His family eventually relocated to a tiny town southwest of Sheboygan in 1954 when his dad got a job at the Kohler Company. The family moved to the city of Sheboygan in 1955 where Flores graduated from South High School in 1962. Flores graduated as student body president, co-captain of the football team and a member of the scholastic honor society.  His parents were one of the first Mexican families in the area and though they didn’t speak English well, they always contributed to the community in some way, Flores said. 

“My parents always taught me to care for the newcomers,” Flores said.

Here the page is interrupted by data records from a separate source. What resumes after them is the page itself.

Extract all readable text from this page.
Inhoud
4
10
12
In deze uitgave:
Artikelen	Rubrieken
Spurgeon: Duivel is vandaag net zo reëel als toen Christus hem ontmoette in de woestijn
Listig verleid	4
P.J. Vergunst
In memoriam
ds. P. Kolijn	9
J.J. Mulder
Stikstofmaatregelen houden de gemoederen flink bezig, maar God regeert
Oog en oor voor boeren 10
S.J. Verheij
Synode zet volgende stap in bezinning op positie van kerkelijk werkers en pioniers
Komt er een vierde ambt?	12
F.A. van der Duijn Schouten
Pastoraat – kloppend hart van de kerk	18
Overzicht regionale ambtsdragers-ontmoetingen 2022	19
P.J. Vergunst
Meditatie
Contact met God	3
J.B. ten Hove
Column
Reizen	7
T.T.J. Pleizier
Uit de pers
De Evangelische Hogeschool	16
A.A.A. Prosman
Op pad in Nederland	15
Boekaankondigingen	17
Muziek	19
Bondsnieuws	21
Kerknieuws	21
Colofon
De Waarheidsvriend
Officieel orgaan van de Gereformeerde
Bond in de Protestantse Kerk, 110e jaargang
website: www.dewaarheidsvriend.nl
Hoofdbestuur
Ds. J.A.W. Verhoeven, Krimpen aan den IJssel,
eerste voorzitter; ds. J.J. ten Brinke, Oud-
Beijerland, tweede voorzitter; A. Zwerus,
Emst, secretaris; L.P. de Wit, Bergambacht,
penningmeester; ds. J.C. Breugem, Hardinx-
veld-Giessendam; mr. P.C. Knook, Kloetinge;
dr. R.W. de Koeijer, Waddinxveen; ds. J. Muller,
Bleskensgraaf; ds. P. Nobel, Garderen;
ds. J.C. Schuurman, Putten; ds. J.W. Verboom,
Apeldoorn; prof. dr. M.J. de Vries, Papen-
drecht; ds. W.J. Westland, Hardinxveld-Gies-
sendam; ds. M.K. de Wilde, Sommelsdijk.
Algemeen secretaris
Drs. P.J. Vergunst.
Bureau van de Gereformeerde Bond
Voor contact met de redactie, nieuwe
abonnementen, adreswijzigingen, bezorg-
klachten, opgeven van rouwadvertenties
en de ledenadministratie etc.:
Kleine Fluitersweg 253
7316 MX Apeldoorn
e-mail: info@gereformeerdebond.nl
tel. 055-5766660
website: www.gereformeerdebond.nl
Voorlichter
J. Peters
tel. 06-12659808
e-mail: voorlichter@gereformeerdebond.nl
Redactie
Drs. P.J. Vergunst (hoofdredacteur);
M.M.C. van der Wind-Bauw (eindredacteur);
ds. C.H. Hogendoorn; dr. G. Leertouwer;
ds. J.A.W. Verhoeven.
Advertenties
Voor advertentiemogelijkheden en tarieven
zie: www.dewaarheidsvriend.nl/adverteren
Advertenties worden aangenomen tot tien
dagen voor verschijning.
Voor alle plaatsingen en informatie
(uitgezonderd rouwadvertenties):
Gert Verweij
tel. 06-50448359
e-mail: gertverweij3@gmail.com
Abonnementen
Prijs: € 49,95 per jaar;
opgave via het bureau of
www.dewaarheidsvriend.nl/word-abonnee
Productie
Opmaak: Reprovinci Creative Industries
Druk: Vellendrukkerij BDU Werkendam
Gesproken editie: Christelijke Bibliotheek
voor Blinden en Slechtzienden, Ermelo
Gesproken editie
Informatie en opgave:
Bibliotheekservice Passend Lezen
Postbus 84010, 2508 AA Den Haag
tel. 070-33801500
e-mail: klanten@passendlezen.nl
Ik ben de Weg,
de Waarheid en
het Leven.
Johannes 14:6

Flores drew inspiration from his family as he began his legal career. After initially starting in tax law, Flores later took a job with UMOS as its first migrant legal services attorney. While there, he helped launch its Migrant Legal Services Program, which still exists today as part of Legal Action of Wisconsin. In 1972, he joined in the march to Madison to call for better housing, pay and conditions for farmworkers. He became the executive director of the Governor’s Committee on Migrant Labor in 1974 and wrote and lobbied for the Wisconsin Migrant Labor Act the following year. After its passage, he became the first chair on the Wisconsin Council on Migrant Labor in 1976. 

“When I got appointed as (circuit court) judge in 1978, my mom said ‘Why can’t you hold on to a job? You are changing jobs every couple of years,” said Flores, who also has served as a private law practitioner, a legal services lawyer and a public defender. “I always looked at it as though I was attacking the problem from a different direction.” 

In addition to a half century in the legal profession, Flores also has spent a half century of service to the community. Among his many roles, he has served as a member of Waukesha’s Police and Fire Commission, a member of the Board of Regents of the UW System and a board member of Legal Action of Wisconsin and La Casa de Esperanza, among other nonprofits. 

Flores served two terms on the Greater Milwaukee Foundation’s Board and remains connected as a member of the Community Impact Committee, where he helps directs the Foundation’s grantmaking strategies toward achieving greater equity and inclusion in the region. He also served on the advisory group in 2016 that led to the creation of the Latino Statistical Portrait, a comprehensive study of Milwaukee’s Latino population that led to greater understanding locally of the significant role the community has in the future of the region.

While helping better the lives of migrant farmworkers has brought Flores great joy, so too has the fact that he has paved the way for other Latino lawyers. When Flores started his career, he was one of two Latino lawyers in Wisconsin. In 1978, he became the state’s first Latino circuit court judge. When he retired in 2012, one of his Spanish-speaking clients said, “Oh no! Who is going to take care of the Hispanic community now?” Now there are more than 100 Latino lawyers and the number continues to grow.

“They are all bright and anxious to help people,” said Flores, a founding member and past president of the Wisconsin Hispanic Lawyers Association. “That’s a prideful thing for me.”